BERLIN.- In collaboration with the
Stiftung für Kunst und Kultur e.V. Bonn (Foundation for Art and Culture, Bonn), the
Villa Schöningen presents in its spring exhibition a selection of early works by Andy Warhol. On view from May 3 to July 24, 2011, are drawings, collages and serigraphs from both the Marx Collection and from private collectors. The curators Aeneas and Heiner Bastian have brought together works dating largely from the 1950s, which are augmented by such famous motifs as "Campbells Soup Cans" or the "Cows".
After having completed his studies at the Carnegie Institute in Pittsburgh, the young Warhol spent the early 1950s in various New York studios where he initially forged a career as a commercial artist. By the middle of the decade he had become one of the most successful commercial illustrators in Manhattan, working for magazines such as Glamour, Harpers Bazaar and Vogue, designing covers for albums and books and even drawing sketches for the Sunday supplements of the New York Times. True to his claim: "I can draw anything", he fashioned pictures of faces, feet, putti, cats, (his mother, with whom he lived together for many years, kept up to 25 cats, all named Sam), plants, birds and insects. Above all, however, Warhol created pictures of shoes, perhaps more accurately described as 'shoe portraits', which the artist imbued with specific personalities and traits - a motif he returned to almost obsessively. Another favourite motif were his portraits of handsome young men whom Warhol captured with just a few strokes in restful poses, striking a delicate balance between proximity and distance. "I still care about people, says Andy Warhol, "but it would be so much easier not to care. I dont want to get too close; I dont like to touch things, thats why my work is so distant from myself.

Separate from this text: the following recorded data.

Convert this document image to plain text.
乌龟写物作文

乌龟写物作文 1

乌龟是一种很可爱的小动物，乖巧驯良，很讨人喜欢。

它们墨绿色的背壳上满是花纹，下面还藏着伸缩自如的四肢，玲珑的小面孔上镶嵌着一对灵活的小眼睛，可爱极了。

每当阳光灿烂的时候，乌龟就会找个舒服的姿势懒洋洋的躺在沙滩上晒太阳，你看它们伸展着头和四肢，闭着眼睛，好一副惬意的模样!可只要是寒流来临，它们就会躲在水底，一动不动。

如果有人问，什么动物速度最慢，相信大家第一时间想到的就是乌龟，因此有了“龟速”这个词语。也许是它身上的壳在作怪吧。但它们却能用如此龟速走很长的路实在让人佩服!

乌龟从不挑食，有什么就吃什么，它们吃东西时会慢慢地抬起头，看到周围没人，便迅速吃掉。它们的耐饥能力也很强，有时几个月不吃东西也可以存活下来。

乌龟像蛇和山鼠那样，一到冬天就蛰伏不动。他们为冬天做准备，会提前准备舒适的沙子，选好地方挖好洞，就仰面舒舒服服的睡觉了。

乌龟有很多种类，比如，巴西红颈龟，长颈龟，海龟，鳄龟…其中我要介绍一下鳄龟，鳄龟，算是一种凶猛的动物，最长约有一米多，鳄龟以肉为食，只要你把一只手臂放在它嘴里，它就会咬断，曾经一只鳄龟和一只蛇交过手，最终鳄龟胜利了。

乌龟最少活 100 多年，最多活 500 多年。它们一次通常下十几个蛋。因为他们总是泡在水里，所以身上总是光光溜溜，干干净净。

Many of his drawings and prints, which appeared at regular intervals in book form, are "subtly provocative in their simplicity and innocence", according to the curator Heiner Bastian. Warhol drew with a ball-point pen or ink and applied gold leaf to the sheets, many of which were printed and coloured in, not only by Warhol himself, but by friends. In addition he also experimented with a transfer lithographic technique in which he initially sketched out the image in pencil on water-resistant paper and then retraced it using ink which was not absorbed by the paper. Warhol then placed water-colour paper onto this original, thus creating a second "printed original", which can be reproduced and changed as often as required by reworking the original. This technique paved the way for his later works. "Andy Warhol may have welcomed the discovery of the "printed" original and its possible multiple states and applications as a synonym of emotional distance; doubtless an ideal prerequisite for an artist who was about to revolutionise the production of the painting and, following a long working process, ultimately lend authenticity as a method to this most impersonal virtuoso technique." (H. Bastian).
Criticised by his some of his contemporaries for his overt commercialism, Warhol's early works prefigure much of what came to distinguish his later output: the experimentation with mechanical techniques, the use of photographic images, serial reproduction, and "the detached psychological state of the artist who sought to eradicate all traces of his own 'hand'" His early works were ahead of their time and constitute a "form of individual denial. Everything in these works is a rejection of the language of the time, of the gestural modes of abstract Expressionism." (H. Bastian)
The exhibition "Andy Warhol Early Works" is the second joint project launched by the Villa Schöningen in collaboration with the Stiftung für Kunst und Kultur e.V. Bonn. The initiators are Mathias Döpfner (co-owner of the Villa Schöningen, Potsdam) and Walter Smerling (chairman of the Stiftung für Kunst und Kultur e.V., Bonn).